The banking industry has experienced a period of disruption owing to technological advances and a shift to design thinking. Let’s talk about Citi Bank. The banking giant that has gone all-in to explore design thinking; with their efforts to make each customer interaction stronger.
Citi launched its FinTech unit in October 2015 to act like a startup inside a bank that is dedicated to mobile-first solutions for its banking customers. The bank even signed a deal with a design consultant, Ideo, to train Citi employees on design thinking. Design thinking permits everyone to participate and come into the process. The company considers this a massive transformation that has helped them move forward and creativity isn’t just a department anymore. From Citi’s mobile app to the introduction of new products and services; everything revolves around ensuring a smooth with customer experience.
Even the Deutsche Bank is utilizing design thinking to achieve customer proximity.
How can Banks overcome challenges associated with Design Thinking:
1. Empathizing with customers and knowing that simply declaring ‘customer-centric’ is no longer enough
Understanding that customer is the core of banking. And, so is taking proper steps to ensure that you meet consumer needs. Design-driven efforts encourage reaching out to customers to find out the values that attract them to the offering. For instance, approaching customers in the local bank branch and asking about their banking experience. This means encouraging each stakeholder- from management to employees- to follow design thinking and become customer-centric.
2. Ensuring the presence of customers in everyday routine
Banks need to include their employees more into the ideation process and also take into consideration the feedback from customers to truly challenge the might of FinTech apps. By incorporating design thinking in banking, banks can come up with in-house apps that cater to the needs of the customers. Banking customers can provide their feedback and ideas so that improvements can be made accordingly.
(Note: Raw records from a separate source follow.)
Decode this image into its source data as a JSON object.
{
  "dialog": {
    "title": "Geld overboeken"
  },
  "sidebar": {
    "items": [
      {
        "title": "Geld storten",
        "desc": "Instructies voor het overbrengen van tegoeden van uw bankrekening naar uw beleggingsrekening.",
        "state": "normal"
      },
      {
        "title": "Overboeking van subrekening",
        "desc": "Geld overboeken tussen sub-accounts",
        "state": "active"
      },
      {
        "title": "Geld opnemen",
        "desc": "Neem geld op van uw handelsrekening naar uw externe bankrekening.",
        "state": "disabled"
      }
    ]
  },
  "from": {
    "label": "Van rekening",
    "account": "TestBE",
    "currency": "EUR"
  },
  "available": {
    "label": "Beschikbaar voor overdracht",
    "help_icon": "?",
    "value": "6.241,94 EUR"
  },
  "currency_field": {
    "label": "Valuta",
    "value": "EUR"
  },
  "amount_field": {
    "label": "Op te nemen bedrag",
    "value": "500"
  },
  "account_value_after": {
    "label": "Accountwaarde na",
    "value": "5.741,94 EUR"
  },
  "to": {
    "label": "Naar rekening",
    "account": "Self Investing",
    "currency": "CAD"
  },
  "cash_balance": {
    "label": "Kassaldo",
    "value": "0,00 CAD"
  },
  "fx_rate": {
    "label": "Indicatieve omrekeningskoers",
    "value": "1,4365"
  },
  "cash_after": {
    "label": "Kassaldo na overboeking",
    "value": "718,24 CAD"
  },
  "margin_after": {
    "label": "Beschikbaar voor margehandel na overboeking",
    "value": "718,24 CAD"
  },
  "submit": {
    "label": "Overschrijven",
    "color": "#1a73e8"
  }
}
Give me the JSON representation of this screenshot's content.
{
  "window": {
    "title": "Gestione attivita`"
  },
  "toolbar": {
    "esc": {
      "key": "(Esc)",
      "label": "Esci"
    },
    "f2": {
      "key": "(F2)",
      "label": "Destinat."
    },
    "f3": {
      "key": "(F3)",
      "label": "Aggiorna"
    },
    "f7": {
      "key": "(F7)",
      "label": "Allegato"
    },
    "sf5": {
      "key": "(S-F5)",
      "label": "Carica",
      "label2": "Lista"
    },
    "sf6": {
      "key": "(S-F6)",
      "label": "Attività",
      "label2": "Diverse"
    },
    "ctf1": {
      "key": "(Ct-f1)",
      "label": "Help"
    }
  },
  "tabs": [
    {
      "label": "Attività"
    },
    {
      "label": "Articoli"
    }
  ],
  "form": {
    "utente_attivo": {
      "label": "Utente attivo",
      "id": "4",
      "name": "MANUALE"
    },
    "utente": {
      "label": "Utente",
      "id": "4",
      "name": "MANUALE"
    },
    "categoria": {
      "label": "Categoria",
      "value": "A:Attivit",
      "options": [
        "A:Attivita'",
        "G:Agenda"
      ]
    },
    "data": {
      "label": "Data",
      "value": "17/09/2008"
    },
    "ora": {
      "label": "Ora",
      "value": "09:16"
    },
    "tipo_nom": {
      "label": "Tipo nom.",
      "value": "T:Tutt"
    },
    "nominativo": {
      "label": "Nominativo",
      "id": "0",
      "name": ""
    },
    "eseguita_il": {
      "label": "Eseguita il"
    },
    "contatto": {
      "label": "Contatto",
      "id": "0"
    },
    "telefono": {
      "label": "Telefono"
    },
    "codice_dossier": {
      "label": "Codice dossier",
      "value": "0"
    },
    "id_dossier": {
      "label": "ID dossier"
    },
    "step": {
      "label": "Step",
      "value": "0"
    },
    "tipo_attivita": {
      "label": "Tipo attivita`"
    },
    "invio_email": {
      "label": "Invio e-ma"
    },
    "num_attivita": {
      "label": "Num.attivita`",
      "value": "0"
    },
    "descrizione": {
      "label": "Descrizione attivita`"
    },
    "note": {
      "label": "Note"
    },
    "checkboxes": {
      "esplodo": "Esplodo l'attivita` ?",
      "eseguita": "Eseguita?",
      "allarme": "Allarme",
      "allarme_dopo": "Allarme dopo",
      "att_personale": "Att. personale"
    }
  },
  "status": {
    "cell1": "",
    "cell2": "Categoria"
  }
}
3. Encouraging an environment of experimentation
Design-driven companies follow ideation and rapid prototyping to solve complex user problems. And, the same culture ought to be a part of banking. Since banks cater to a large customer base, they’re usually shy of experimenting as much as FinTech companies.
The benefits of design thinking are being touted by finance industry experts as a tool to address the several challenges that the industry faces. After all, design thinking has been called the “hottest new trend in banking” by the Financial Brand Magazine in 2018. There is a link between design thinking and the capability of adapting to changing consumer demands. And, if some banks are still not on board, they need to start.